AIR PASSES THROUGH
o the upper airways (nose, pharynx, and upper larynx)
o the lower airways (lower larynx, trachea, bronchi, and first generations of bronchioles)
o the lungs (respiratory bronchioles, alveolar ducts, and alveoli).
THE CONDUCTING AIRWAYS SERVE TO MOISTEN AND CLEAN THE AIR:
o Inspired air becomes humidified.
o Particles in the air deposit onto mucus. The trapped particles are then moved to the mouth by ciliary beating, where they are swallowed.
THE RESPIRATORY AIRWAYS SERVE FOR GAS EXCHANGE: OXYGEN MOVES FROM AIR TO BLOOD, WHEREAS WASTE PRODUCTS SUCH AS CO2 MOVE FROM BLOOD TO AIR.
Photo (c) from Bio 301 Human Physiology
· Droplets can form when air rushes in the upper airways during inhalation and exhalation. Analogy: mist on surface of the sea. Healthy mucus doesn’t break up to form droplets.

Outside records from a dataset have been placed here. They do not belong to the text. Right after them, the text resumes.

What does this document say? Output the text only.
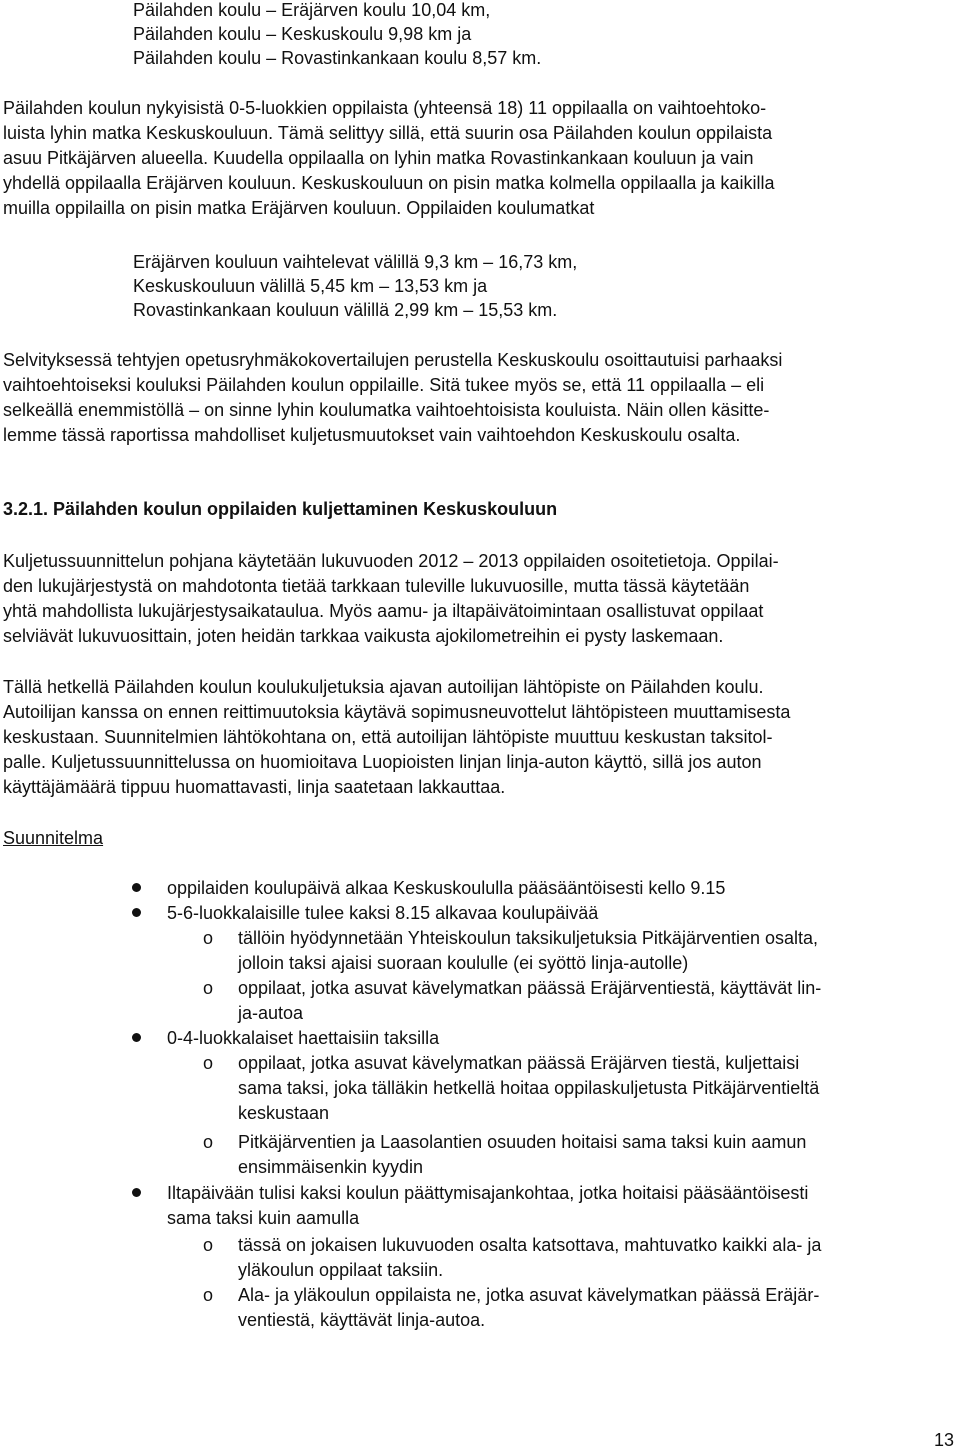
Päilahden koulu – Eräjärven koulu 10,04 km,
Päilahden koulu – Keskuskoulu 9,98 km ja
Päilahden koulu – Rovastinkankaan koulu 8,57 km.
Päilahden koulun nykyisistä 0-5-luokkien oppilaista (yhteensä 18) 11 oppilaalla on vaihtoehtoko-
luista lyhin matka Keskuskouluun. Tämä selittyy sillä, että suurin osa Päilahden koulun oppilaista
asuu Pitkäjärven alueella. Kuudella oppilaalla on lyhin matka Rovastinkankaan kouluun ja vain
yhdellä oppilaalla Eräjärven kouluun. Keskuskouluun on pisin matka kolmella oppilaalla ja kaikilla
muilla oppilailla on pisin matka Eräjärven kouluun. Oppilaiden koulumatkat
Eräjärven kouluun vaihtelevat välillä 9,3 km – 16,73 km,
Keskuskouluun välillä 5,45 km – 13,53 km ja
Rovastinkankaan kouluun välillä 2,99 km – 15,53 km.
Selvityksessä tehtyjen opetusryhmäkokovertailujen perustella Keskuskoulu osoittautuisi parhaaksi
vaihtoehtoiseksi kouluksi Päilahden koulun oppilaille. Sitä tukee myös se, että 11 oppilaalla – eli
selkeällä enemmistöllä – on sinne lyhin koulumatka vaihtoehtoisista kouluista. Näin ollen käsitte-
lemme tässä raportissa mahdolliset kuljetusmuutokset vain vaihtoehdon Keskuskoulu osalta.
3.2.1. Päilahden koulun oppilaiden kuljettaminen Keskuskouluun
Kuljetussuunnittelun pohjana käytetään lukuvuoden 2012 – 2013 oppilaiden osoitetietoja. Oppilai-
den lukujärjestystä on mahdotonta tietää tarkkaan tuleville lukuvuosille, mutta tässä käytetään
yhtä mahdollista lukujärjestysaikataulua. Myös aamu- ja iltapäivätoimintaan osallistuvat oppilaat
selviävät lukuvuosittain, joten heidän tarkkaa vaikusta ajokilometreihin ei pysty laskemaan.
Tällä hetkellä Päilahden koulun koulukuljetuksia ajavan autoilijan lähtöpiste on Päilahden koulu.
Autoilijan kanssa on ennen reittimuutoksia käytävä sopimusneuvottelut lähtöpisteen muuttamisesta
keskustaan. Suunnitelmien lähtökohtana on, että autoilijan lähtöpiste muuttuu keskustan taksitol-
palle. Kuljetussuunnittelussa on huomioitava Luopioisten linjan linja-auton käyttö, sillä jos auton
käyttäjämäärä tippuu huomattavasti, linja saatetaan lakkauttaa.
Suunnitelma
oppilaiden koulupäivä alkaa Keskuskoululla pääsääntöisesti kello 9.15
5-6-luokkalaisille tulee kaksi 8.15 alkavaa koulupäivää
o tällöin hyödynnetään Yhteiskoulun taksikuljetuksia Pitkäjärventien osalta,
jolloin taksi ajaisi suoraan koululle (ei syöttö linja-autolle)
o oppilaat, jotka asuvat kävelymatkan päässä Eräjärventiestä, käyttävät lin-
ja-autoa
0-4-luokkalaiset haettaisiin taksilla
o oppilaat, jotka asuvat kävelymatkan päässä Eräjärven tiestä, kuljettaisi
sama taksi, joka tälläkin hetkellä hoitaa oppilaskuljetusta Pitkäjärventieltä
keskustaan
o Pitkäjärventien ja Laasolantien osuuden hoitaisi sama taksi kuin aamun
ensimmäisenkin kyydin
Iltapäivään tulisi kaksi koulun päättymisajankohtaa, jotka hoitaisi pääsääntöisesti
sama taksi kuin aamulla
o tässä on jokaisen lukuvuoden osalta katsottava, mahtuvatko kaikki ala- ja
yläkoulun oppilaat taksiin.
o Ala- ja yläkoulun oppilaista ne, jotka asuvat kävelymatkan päässä Eräjär-
ventiestä, käyttävät linja-autoa.
13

· When mucus breaks up and forms droplets, the particles (contaminants) that had deposited onto the mucus are released: they can either go into the deep lungs or back into the environment.
· Factors that favor the break-up of mucus include: dry air, dirty air, old age, a poor diet, and bacterial or viral infection. Many of these factors are associated with a weak immune system.